1926 - Planos Ferroviários
Plano Pandiá Calógeras
Planos de Viação.
Evolução histórica (1808-1973)
Brasil. Conselho Nacional de Transportes. Rio de
Janeiro, 1973.
« Depois do plano da Comissão de 1890, foram apresentadas,
no decorrer do tempo, várias sugestões tendentes a
modificá-lo, sendo que algumas se adotaram, dando lugar a
novas linhas, incorporadas posteriormente à rede construída.
Entre outras sugestões, podem ser indicadas as seguintes:
-
Constituição definitiva da Rede
de Viação Férrea Nacional, pelo engº
José Luís Batista.
-
Meios de Comunicação no Brasil,
do engº Pandiá Calógeras.
-
Política de Viação brasileira,
atuais redes de comunicações, futuras redes, do
engº Paulo de Frontin.
Suscintamente, essas sugestões constavam do seguinte:
(...)
b) Meios de Comunicação no Brasil,
do engº Pandiá Calógeras
Em conferência pronunciada no Instituto Histórico
e Geográfico de São Paulo, a 16 de outubro de 1928,
Pandiá Calógeras, brilhante figura de técnico
e estadista, traçou as linhas gerais de um sistema de comunicações
considerado necessário aos interesses econômicos e
políticos do país.
Embora nesse valioso trabalho sejam feitas considerações
sobre os transportes rodoviários, marítimos, fluviais
e aéreos, o principal aspecto da sugestão apresentada
é o das interligações ferroviárias.
A falta de comunicações interiores entre as capitais
dos Estados e destas com o Rio de Janeiro foi focalizada acertadamente,
como um grande mal a remediar.

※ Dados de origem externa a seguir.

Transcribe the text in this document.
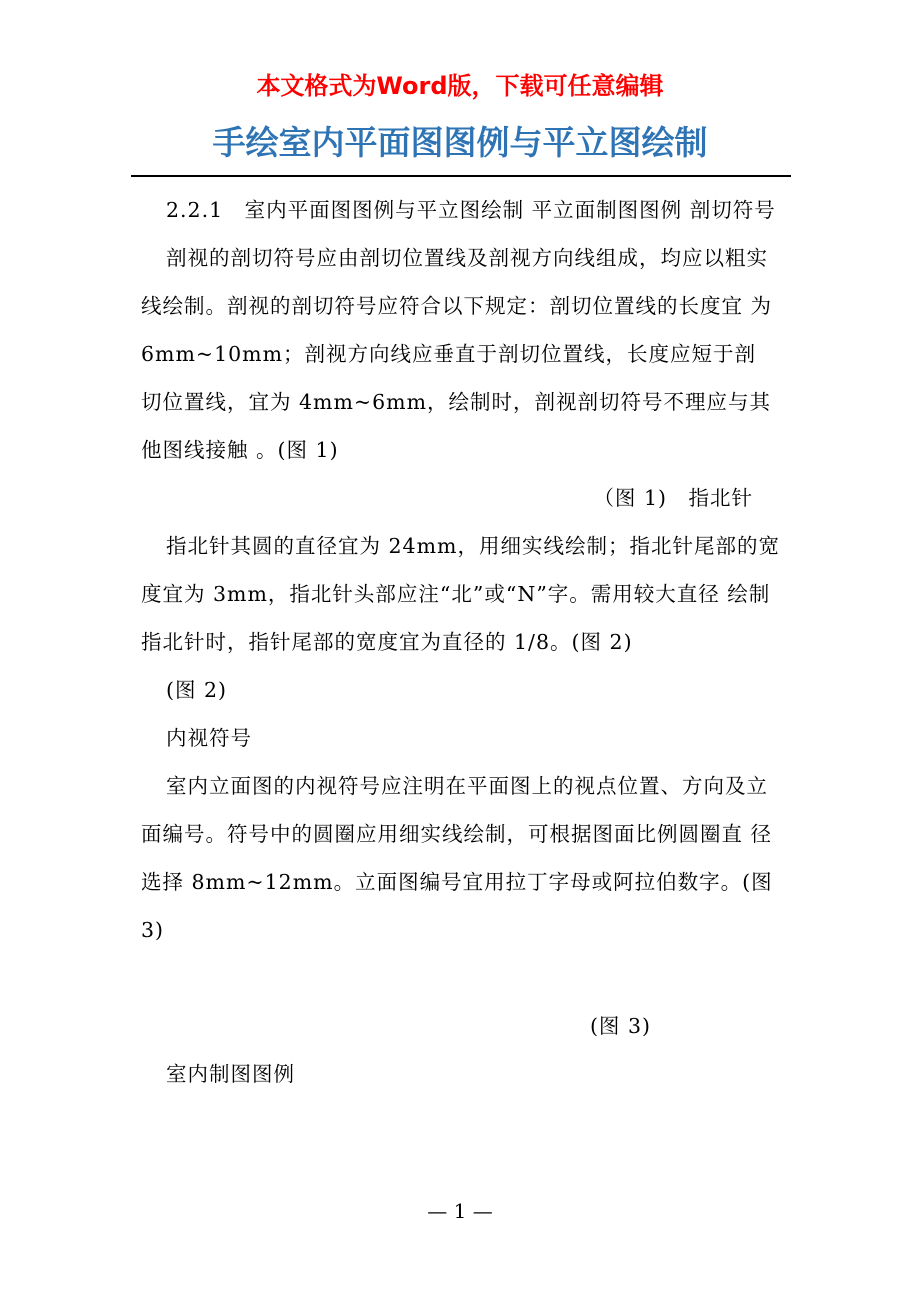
本文格式为Word版，下载可任意编辑
手绘室内平面图图例与平立图绘制

2.2.1　室内平面图图例与平立图绘制 平立面制图图例 剖切符号

剖视的剖切符号应由剖切位置线及剖视方向线组成，均应以粗实 线绘制。剖视的剖切符号应符合以下规定：剖切位置线的长度宜 为 6mm~10mm；剖视方向线应垂直于剖切位置线，长度应短于剖 切位置线，宜为 4mm~6mm，绘制时，剖视剖切符号不理应与其 他图线接触 。(图 1)

（图 1)　指北针

指北针其圆的直径宜为 24mm，用细实线绘制；指北针尾部的宽 度宜为 3mm，指北针头部应注“北”或“N”字。需用较大直径 绘制指北针时，指针尾部的宽度宜为直径的 1/8。(图 2)

(图 2)

内视符号

室内立面图的内视符号应注明在平面图上的视点位置、方向及立 面编号。符号中的圆圈应用细实线绘制，可根据图面比例圆圈直 径选择 8mm~12mm。立面图编号宜用拉丁字母或阿拉伯数字。(图 3)

(图 3)

室内制图图例

— 1 —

Disse o conferencista textualmente:
"Por uma circunstância qualquer, admita-se
a suspensão do tráfego marítimo ao longo da
costa: ficariam isolados os Estados, da Bahia até o Amazonas.
Enunciar o fato, não seria sublinhar-se a extrema gravidade
e exigir uma solução?"
A hipótese admitida verificou-se, aliás, durante
a última guerra, quando não estava sequer realizada
a ligação Rio de Janeiro – Salvador, por ferrovia
ou rodovia. Eram felizmente, nessa época, mais satisfatórios
os transportes aéreos que em 1926, quando estavam "inteiramente
abandonados", na expressão do conferencista.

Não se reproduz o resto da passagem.